Lastly, by providing an additional layer of scrutiny for wafer map classification, the semi-automatic approach helps improve the overall yield of the
manufacturing process. By detecting and categorizing defects more accurately, process engineers can better understand the root causes of these
defects and take corrective measures, thereby optimizing the yield of the process.
Conclusion
In conclusion, the semi-automatic wafer map pattern classification method offers an efficient solution for achieving near-perfect accuracy in
semiconductor manufacturing. This method successfully manages the high costs of misclassification associated with fully automated systems,
leveraging the strengths of both CNNs and process engineers. By harnessing the power of AI, we can ensure higher wafer yield, reduce wastage,
and streamline the semiconductor manufacturing process.
References
1. Berrar, D., & Grébici, D. (2021).
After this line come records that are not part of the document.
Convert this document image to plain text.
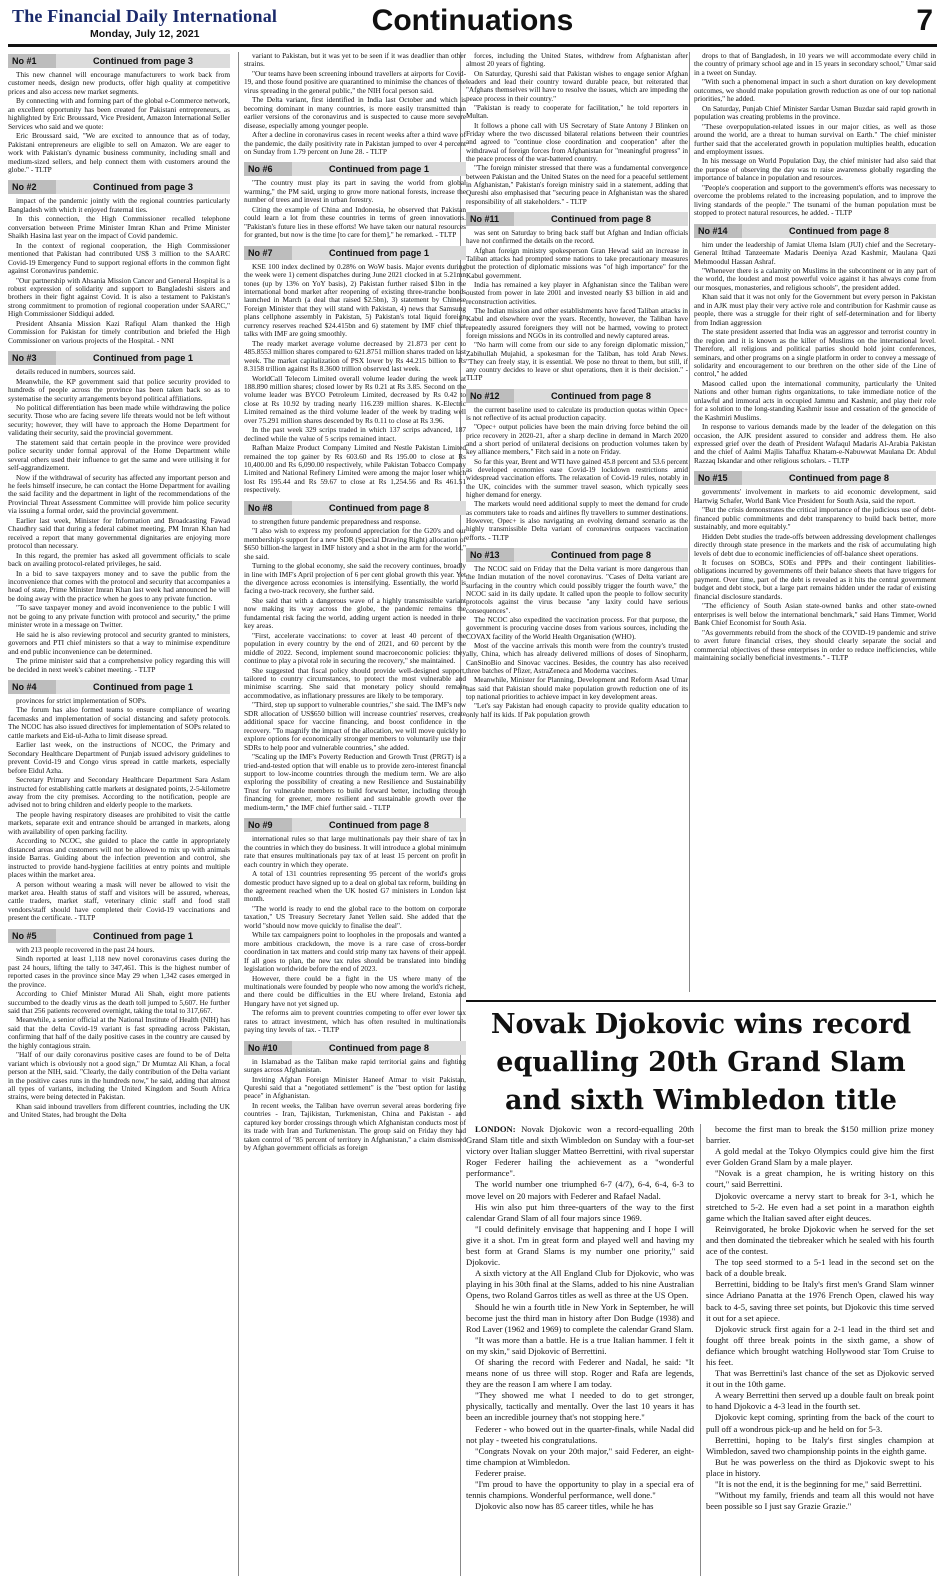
The Financial Daily International
Monday, July 12, 2021	Continuations	7
No #1	Continued from page 3

This new channel will encourage manufacturers to work back from customer needs, design new products, offer high quality at competitive prices and also access new market segments.

By connecting with and forming part of the global e-Commerce network, an excellent opportunity has been created for Pakistani entrepreneurs, as highlighted by Eric Broussard, Vice President, Amazon International Seller Services who said and we quote:

Eric Broussard said, "We are excited to announce that as of today, Pakistani entrepreneurs are eligible to sell on Amazon. We are eager to work with Pakistan's dynamic business community, including small and medium-sized sellers, and help connect them with customers around the globe." - TLTP

No #2	Continued from page 3

impact of the pandemic jointly with the regional countries particularly Bangladesh with which it enjoyed fraternal ties.

In this connection, the High Commissioner recalled telephone conversation between Prime Minister Imran Khan and Prime Minister Shaikh Hasina last year on the impact of Covid pandemic.

In the context of regional cooperation, the High Commissioner mentioned that Pakistan had contributed US$ 3 million to the SAARC Covid-19 Emergency Fund to support regional efforts in the common fight against Coronavirus pandemic.

"Our partnership with Ahsania Mission Cancer and General Hospital is a robust expression of solidarity and support to Bangladeshi sisters and brothers in their fight against Covid. It is also a testament to Pakistan's strong commitment to promotion of regional cooperation under SAARC," High Commissioner Siddiqui added.

President Ahsania Mission Kazi Rafiqul Alam thanked the High Commission for Pakistan for timely contribution and briefed the High Commissioner on various projects of the Hospital. - NNI

No #3	Continued from page 1

details reduced in numbers, sources said.

Meanwhile, the KP government said that police security provided to hundreds of people across the province has been taken back so as to systematise the security arrangements beyond political affiliations.

No political differentiation has been made while withdrawing the police security. Those who are facing severe life threats would not be left without security; however, they will have to approach the Home Department for validating their security, said the provincial government.

The statement said that certain people in the province were provided police security under formal approval of the Home Department while several others used their influence to get the same and were utilising it for self-aggrandizement.

Now if the withdrawal of security has affected any important person and he feels himself insecure, he can contact the Home Department for availing the said facility and the department in light of the recommendations of the Provincial Threat Assessment Committee will provide him police security via issuing a formal order, said the provincial government.

Earlier last week, Minister for Information and Broadcasting Fawad Chaudhry said that during a federal cabinet meeting, PM Imran Khan had received a report that many governmental dignitaries are enjoying more protocol than necessary.

In this regard, the premier has asked all government officials to scale back on availing protocol-related privileges, he said.

In a bid to save taxpayers money and to save the public from the inconvenience that comes with the protocol and security that accompanies a head of state, Prime Minister Imran Khan last week had announced he will be doing away with the practice when he goes to any private function.

"To save taxpayer money and avoid inconvenience to the public I will not be going to any private function with protocol and security," the prime minister wrote in a message on Twitter.

He said he is also reviewing protocol and security granted to ministers, governors and PTI chief ministers so that a way to minimise expenditure and end public inconvenience can be determined.

The prime minister said that a comprehensive policy regarding this will be decided in next week's cabinet meeting. - TLTP

No #4	Continued from page 1

provinces for strict implementation of SOPs.

The forum has also formed teams to ensure compliance of wearing facemasks and implementation of social distancing and safety protocols. The NCOC has also issued directives for implementation of SOPs related to cattle markets and Eid-ul-Azha to limit disease spread.

Earlier last week, on the instructions of NCOC, the Primary and Secondary Healthcare Department of Punjab issued advisory guidelines to prevent Covid-19 and Congo virus spread in cattle markets, especially before Eidul Azha.

Secretary Primary and Secondary Healthcare Department Sara Aslam instructed for establishing cattle markets at designated points, 2-5-kilometre away from the city premises. According to the notification, people are advised not to bring children and elderly people to the markets.

The people having respiratory diseases are prohibited to visit the cattle markets, separate exit and entrance should be arranged in markets, along with availability of open parking facility.

According to NCOC, she guided to place the cattle in appropriately distanced areas and customers will not be allowed to mix up with animals inside Barras. Guiding about the infection prevention and control, she instructed to provide hand-hygiene facilities at entry points and multiple places within the market area.

A person without wearing a mask will never be allowed to visit the market area. Health status of staff and visitors will be assured, whereas, cattle traders, market staff, veterinary clinic staff and food stall vendors/staff should have completed their Covid-19 vaccinations and present the certificate. - TLTP

No #5	Continued from page 1

with 213 people recovered in the past 24 hours.

Sindh reported at least 1,118 new novel coronavirus cases during the past 24 hours, lifting the tally to 347,461. This is the highest number of reported cases in the province since May 29 when 1,342 cases emerged in the province.

According to Chief Minister Murad Ali Shah, eight more patients succumbed to the deadly virus as the death toll jumped to 5,607. He further said that 256 patients recovered overnight, taking the total to 317,667.

Meanwhile, a senior official at the National Institute of Health (NIH) has said that the delta Covid-19 variant is fast spreading across Pakistan, confirming that half of the daily positive cases in the country are caused by the highly contagious strain.

"Half of our daily coronavirus positive cases are found to be of Delta variant which is obviously not a good sign," Dr Mumtaz Ali Khan, a focal person at the NIH, said. "Clearly, the daily contribution of the Delta variant in the positive cases runs in the hundreds now," he said, adding that almost all types of variants, including the United Kingdom and South Africa strains, were being detected in Pakistan.

Khan said inbound travellers from different countries, including the UK and United States, had brought the Delta

variant to Pakistan, but it was yet to be seen if it was deadlier than other strains.

"Our teams have been screening inbound travellers at airports for Covid-19, and those found positive are quarantined to minimise the chances of the virus spreading in the general public," the NIH focal person said.

The Delta variant, first identified in India last October and which is becoming dominant in many countries, is more easily transmitted than earlier versions of the coronavirus and is suspected to cause more severe disease, especially among younger people.

After a decline in coronavirus cases in recent weeks after a third wave of the pandemic, the daily positivity rate in Pakistan jumped to over 4 percent on Sunday from 1.79 percent on June 28. - TLTP

No #6	Continued from page 1

"The country must play its part in saving the world from global warming," the PM said, urging to grow more national forests, increase the number of trees and invest in urban forestry.

Citing the example of China and Indonesia, he observed that Pakistan could learn a lot from these countries in terms of green innovations. "Pakistan's future lies in these efforts! We have taken our natural resources for granted, but now is the time [to care for them]," he remarked. - TLTP

No #7	Continued from page 1

KSE 100 index declined by 0.28% on WoW basis. Major events during the week were 1) cement dispatches during June 2021 clocked in at 5.21mn tones (up by 13% on YoY basis), 2) Pakistan further raised $1bn in the international bond market after reopening of existing three-tranche bonds launched in March (a deal that raised $2.5bn), 3) statement by Chinese Foreign Minister that they will stand with Pakistan, 4) news that Samsung plans cellphone assembly in Pakistan, 5) Pakistan's total liquid foreign currency reserves reached $24.415bn and 6) statement by IMF chief that talks with IMF are going smoothly.

The ready market average volume decreased by 21.873 per cent to 485.8553 million shares compared to 621.8751 million shares traded on last week. The market capitalization of PSX lower by Rs 44.215 billion to Rs 8.3158 trillion against Rs 8.3600 trillion observed last week.

WorldCall Telecom Limited overall volume leader during the week at 188.890 million shares; closed lower by Rs 0.21 at Rs 3.85. Second on the volume leader was BYCO Petroleum Limited, decreased by Rs 0.42 to close at Rs 10.92 by trading nearly 116.239 million shares. K-Electric Limited remained as the third volume leader of the week by trading well over 75.291 million shares descended by Rs 0.11 to close at Rs 3.96.

In the past week 329 scrips traded in which 137 scrips advanced, 187 declined while the value of 5 scrips remained intact.

Rafhan Maize Product Company Limited and Nestle Pakistan Limited remained the top gainer by Rs 603.60 and Rs 195.00 to close at Rs 10,400.00 and Rs 6,090.00 respectively, while Pakistan Tobacco Company Limited and National Refinery Limited were among the major loser which lost Rs 195.44 and Rs 59.67 to close at Rs 1,254.56 and Rs 461.51 respectively.

No #8	Continued from page 8

to strengthen future pandemic preparedness and response.

"I also wish to express my profound appreciation for the G20's and our membership's support for a new SDR (Special Drawing Right) allocation of $650 billion-the largest in IMF history and a shot in the arm for the world," she said.

Turning to the global economy, she said the recovery continues, broadly in line with IMF's April projection of 6 per cent global growth this year. Yet the divergence across economies is intensifying. Essentially, the world is facing a two-track recovery, she further said.

She said that with a dangerous wave of a highly transmissible variant now making its way across the globe, the pandemic remains the fundamental risk facing the world, adding urgent action is needed in three key areas.

"First, accelerate vaccinations: to cover at least 40 percent of the population in every country by the end of 2021, and 60 percent by the middle of 2022. Second, implement sound macroeconomic policies: they continue to play a pivotal role in securing the recovery," she maintained.

She suggested that fiscal policy should provide well-designed support, tailored to country circumstances, to protect the most vulnerable and minimise scarring. She said that monetary policy should remain accommodative, as inflationary pressures are likely to be temporary.

"Third, step up support to vulnerable countries," she said. The IMF's new SDR allocation of US$650 billion will increase countries' reserves, create additional space for vaccine financing, and boost confidence in the recovery. "To magnify the impact of the allocation, we will move quickly to explore options for economically stronger members to voluntarily use their SDRs to help poor and vulnerable countries," she added.

"Scaling up the IMF's Poverty Reduction and Growth Trust (PRGT) is a tried-and-tested option that will enable us to provide zero-interest financial support to low-income countries through the medium term. We are also exploring the possibility of creating a new Resilience and Sustainability Trust for vulnerable members to build forward better, including through financing for greener, more resilient and sustainable growth over the medium-term," the IMF chief further said. - TLTP

No #9	Continued from page 8

international rules so that large multinationals pay their share of tax in the countries in which they do business. It will introduce a global minimum rate that ensures multinationals pay tax of at least 15 percent on profit in each country in which they operate.

A total of 131 countries representing 95 percent of the world's gross domestic product have signed up to a deal on global tax reform, building on the agreement reached when the UK hosted G7 ministers in London last month.

"The world is ready to end the global race to the bottom on corporate taxation," US Treasury Secretary Janet Yellen said. She added that the world "should now move quickly to finalise the deal".

While tax campaigners point to loopholes in the proposals and wanted a more ambitious crackdown, the move is a rare case of cross-border coordination in tax matters and could strip many tax havens of their appeal. If all goes to plan, the new tax rules should be translated into binding legislation worldwide before the end of 2023.

However, there could be a fight in the US where many of the multinationals were founded by people who now among the world's richest, and there could be difficulties in the EU where Ireland, Estonia and Hungary have not yet signed up.

The reforms aim to prevent countries competing to offer ever lower tax rates to attract investment, which has often resulted in multinationals paying tiny levels of tax. - TLTP

No #10	Continued from page 8

in Islamabad as the Taliban make rapid territorial gains and fighting surges across Afghanistan.

Inviting Afghan Foreign Minister Haneef Atmar to visit Pakistan, Qureshi said that a "negotiated settlement" is the "best option for lasting peace" in Afghanistan.

In recent weeks, the Taliban have overrun several areas bordering five countries - Iran, Tajikistan, Turkmenistan, China and Pakistan - and captured key border crossings through which Afghanistan conducts most of its trade with Iran and Turkmenistan. The group said on Friday they had taken control of "85 percent of territory in Afghanistan," a claim dismissed by Afghan government officials as foreign

forces, including the United States, withdrew from Afghanistan after almost 20 years of fighting.

On Saturday, Qureshi said that Pakistan wishes to engage senior Afghan leaders and lead their country toward durable peace, but reiterated that "Afghans themselves will have to resolve the issues, which are impeding the peace process in their country."

"Pakistan is ready to cooperate for facilitation," he told reporters in Multan.

It follows a phone call with US Secretary of State Antony J Blinken on Friday where the two discussed bilateral relations between their countries and agreed to "continue close coordination and cooperation" after the withdrawal of foreign forces from Afghanistan for "meaningful progress" in the peace process of the war-battered country.

"The foreign minister stressed that there was a fundamental convergence between Pakistan and the United States on the need for a peaceful settlement in Afghanistan," Pakistan's foreign ministry said in a statement, adding that Qureshi also emphasised that "securing peace in Afghanistan was the shared responsibility of all stakeholders." - TLTP

No #11	Continued from page 8

was sent on Saturday to bring back staff but Afghan and Indian officials have not confirmed the details on the record.

Afghan foreign ministry spokesperson Gran Hewad said an increase in Taliban attacks had prompted some nations to take precautionary measures but the protection of diplomatic missions was "of high importance" for the Kabul government.

India has remained a key player in Afghanistan since the Taliban were ousted from power in late 2001 and invested nearly $3 billion in aid and reconstruction activities.

The Indian mission and other establishments have faced Taliban attacks in Kabul and elsewhere over the years. Recently, however, the Taliban have repeatedly assured foreigners they will not be harmed, vowing to protect foreign missions and NGOs in its controlled and newly captured areas.

"No harm will come from our side to any foreign diplomatic mission," Zabihullah Mujahid, a spokesman for the Taliban, has told Arab News. "They can freely stay, it is essential. We pose no threat to them, but still, if any country decides to leave or shut operations, then it is their decision." - TLTP

No #12	Continued from page 8

the current baseline used to calculate its production quotas within Opec+ is not reflective of its actual production capacity.

"Opec+ output policies have been the main driving force behind the oil price recovery in 2020-21, after a sharp decline in demand in March 2020 and a short period of unilateral decisions on production volumes taken by key alliance members," Fitch said in a note on Friday.

So far this year, Brent and WTI have gained 45.8 percent and 53.6 percent as developed economies ease Covid-19 lockdown restrictions amid widespread vaccination efforts. The relaxation of Covid-19 rules, notably in the UK, coincides with the summer travel season, which typically sees higher demand for energy.

The markets would need additional supply to meet the demand for crude as commuters take to roads and airlines fly travellers to summer destinations. However, Opec+ is also navigating an evolving demand scenario as the highly transmissible Delta variant of coronavirus outpaces vaccination efforts. - TLTP

No #13	Continued from page 8

The NCOC said on Friday that the Delta variant is more dangerous than the Indian mutation of the novel coronavirus. "Cases of Delta variant are surfacing in the country which could possibly trigger the fourth wave," the NCOC said in its daily update. It called upon the people to follow security protocols against the virus because "any laxity could have serious consequences".

The NCOC also expedited the vaccination process. For that purpose, the government is procuring vaccine doses from various sources, including the COVAX facility of the World Health Organisation (WHO).

Most of the vaccine arrivals this month were from the country's trusted ally, China, which has already delivered millions of doses of Sinopharm, CanSinoBio and Sinovac vaccines. Besides, the country has also received three batches of Pfizer, AstraZeneca and Moderna vaccines.

Meanwhile, Minister for Planning, Development and Reform Asad Umar has said that Pakistan should make population growth reduction one of its top national priorities to achieve impact in key development areas.

"Let's say Pakistan had enough capacity to provide quality education to only half its kids. If Pak population growth

drops to that of Bangladesh, in 10 years we will accommodate every child in the country of primary school age and in 15 years in secondary school," Umar said in a tweet on Sunday.

"With such a phenomenal impact in such a short duration on key development outcomes, we should make population growth reduction as one of our top national priorities," he added.

On Saturday, Punjab Chief Minister Sardar Usman Buzdar said rapid growth in population was creating problems in the province.

"These overpopulation-related issues in our major cities, as well as those around the world, are a threat to human survival on Earth." The chief minister further said that the accelerated growth in population multiplies health, education and employment issues.

In his message on World Population Day, the chief minister had also said that the purpose of observing the day was to raise awareness globally regarding the importance of balance in population and resources.

"People's cooperation and support to the government's efforts was necessary to overcome the problems related to the increasing population, and to improve the living standards of the people." The tsunami of the human population must be stopped to protect natural resources, he added. - TLTP

No #14	Continued from page 8

him under the leadership of Jamiat Ulema Islam (JUI) chief and the Secretary-General Ittihad Tanzeemate Madaris Deeniya Azad Kashmir, Maulana Qazi Mehmoodul Hassan Ashraf.

"Whenever there is a calamity on Muslims in the subcontinent or in any part of the world, the loudest and most powerful voice against it has always come from our mosques, monasteries, and religious schools", the president added.

Khan said that it was not only for the Government but every person in Pakistan and in AJK must play their very active role and contribution for Kashmir cause as people, there was a struggle for their right of self-determination and for liberty from Indian aggression

The state president asserted that India was an aggressor and terrorist country in the region and it is known as the killer of Muslims on the international level. Therefore, all religious and political parties should hold joint conferences, seminars, and other programs on a single platform in order to convey a message of solidarity and encouragement to our brethren on the other side of the Line of control," he added

Masood called upon the international community, particularly the United Nations and other human rights organizations, to take immediate notice of the unlawful and immoral acts in occupied Jammu and Kashmir, and play their role for a solution to the long-standing Kashmir issue and cessation of the genocide of the Kashmiri Muslims.

In response to various demands made by the leader of the delegation on this occasion, the AJK president assured to consider and address them. He also expressed grief over the death of President Wafaqul Madaris Al-Arabia Pakistan and the chief of Aalmi Majlis Tahaffuz Khatam-e-Nabuwwat Maulana Dr. Abdul Razzaq Iskandar and other religious scholars. - TLTP

No #15	Continued from page 8

governments' involvement in markets to aid economic development, said Hartwig Schafer, World Bank Vice President for South Asia, said the report.

"But the crisis demonstrates the critical importance of the judicious use of debt-financed public commitments and debt transparency to build back better, more sustainably, and more equitably."

Hidden Debt studies the trade-offs between addressing development challenges directly through state presence in the markets and the risk of accumulating high levels of debt due to economic inefficiencies of off-balance sheet operations.

It focuses on SOBCs, SOEs and PPPs and their contingent liabilities-obligations incurred by governments off their balance sheets that have triggers for payment. Over time, part of the debt is revealed as it hits the central government budget and debt stock, but a large part remains hidden under the radar of existing financial disclosure standards.

"The efficiency of South Asian state-owned banks and other state-owned enterprises is well below the international benchmark," said Hans Timmer, World Bank Chief Economist for South Asia.

"As governments rebuild from the shock of the COVID-19 pandemic and strive to avert future financial crises, they should clearly separate the social and commercial objectives of these enterprises in order to reduce inefficiencies, while maintaining socially beneficial investments." - TLTP

Novak Djokovic wins record equalling 20th Grand Slam and sixth Wimbledon title

LONDON: Novak Djokovic won a record-equalling 20th Grand Slam title and sixth Wimbledon on Sunday with a four-set victory over Italian slugger Matteo Berrettini, with rival superstar Roger Federer hailing the achievement as a "wonderful performance".

The world number one triumphed 6-7 (4/7), 6-4, 6-4, 6-3 to move level on 20 majors with Federer and Rafael Nadal.

His win also put him three-quarters of the way to the first calendar Grand Slam of all four majors since 1969.

"I could definitely envisage that happening and I hope I will give it a shot. I'm in great form and played well and having my best form at Grand Slams is my number one priority," said Djokovic.

A sixth victory at the All England Club for Djokovic, who was playing in his 30th final at the Slams, added to his nine Australian Opens, two Roland Garros titles as well as three at the US Open.

Should he win a fourth title in New York in September, he will become just the third man in history after Don Budge (1938) and Rod Laver (1962 and 1969) to complete the calendar Grand Slam.

"It was more than a battle. He is a true Italian hammer. I felt it on my skin," said Djokovic of Berrettini.

Of sharing the record with Federer and Nadal, he said: "It means none of us three will stop. Roger and Rafa are legends, they are the reason I am where I am today.

"They showed me what I needed to do to get stronger, physically, tactically and mentally. Over the last 10 years it has been an incredible journey that's not stopping here."

Federer - who bowed out in the quarter-finals, while Nadal did not play - tweeted his congratulations.

"Congrats Novak on your 20th major," said Federer, an eight-time champion at Wimbledon.

Federer praise.

"I'm proud to have the opportunity to play in a special era of tennis champions. Wonderful performance, well done."

Djokovic also now has 85 career titles, while he has

become the first man to break the $150 million prize money barrier.

A gold medal at the Tokyo Olympics could give him the first ever Golden Grand Slam by a male player.

"Novak is a great champion, he is writing history on this court," said Berrettini.

Djokovic overcame a nervy start to break for 3-1, which he stretched to 5-2. He even had a set point in a marathon eighth game which the Italian saved after eight deuces.

Reinvigorated, he broke Djokovic when he served for the set and then dominated the tiebreaker which he sealed with his fourth ace of the contest.

The top seed stormed to a 5-1 lead in the second set on the back of a double break.

Berrettini, bidding to be Italy's first men's Grand Slam winner since Adriano Panatta at the 1976 French Open, clawed his way back to 4-5, saving three set points, but Djokovic this time served it out for a set apiece.

Djokovic struck first again for a 2-1 lead in the third set and fought off three break points in the sixth game, a show of defiance which brought watching Hollywood star Tom Cruise to his feet.

That was Berrettini's last chance of the set as Djokovic served it out in the 10th game.

A weary Berrettini then served up a double fault on break point to hand Djokovic a 4-3 lead in the fourth set.

Djokovic kept coming, sprinting from the back of the court to pull off a wondrous pick-up and he held on for 5-3.

Berrettini, hoping to be Italy's first singles champion at Wimbledon, saved two championship points in the eighth game.

But he was powerless on the third as Djokovic swept to his place in history.

"It is not the end, it is the beginning for me," said Berrettini.

"Without my family, friends and team all this would not have been possible so I just say Grazie Grazie."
Data Mining in Semiconductor Manufacturing. CRC Press.
2. Ngan, H. Y. T., Lau, H., & Mak, K. L. (2018). Wafer map defect pattern classification and image retrieval using Convolutional Neural
Network. IEEE Transactions on Semiconductor Manufacturing, 31(1), 95-104.
3. Suh, S. C., & Kim, I. S. (2020). A comprehensive review of semiconductor wafer map defect pattern recognition. Journal of Semiconductor
Technology and Science, 20(1), 1-19.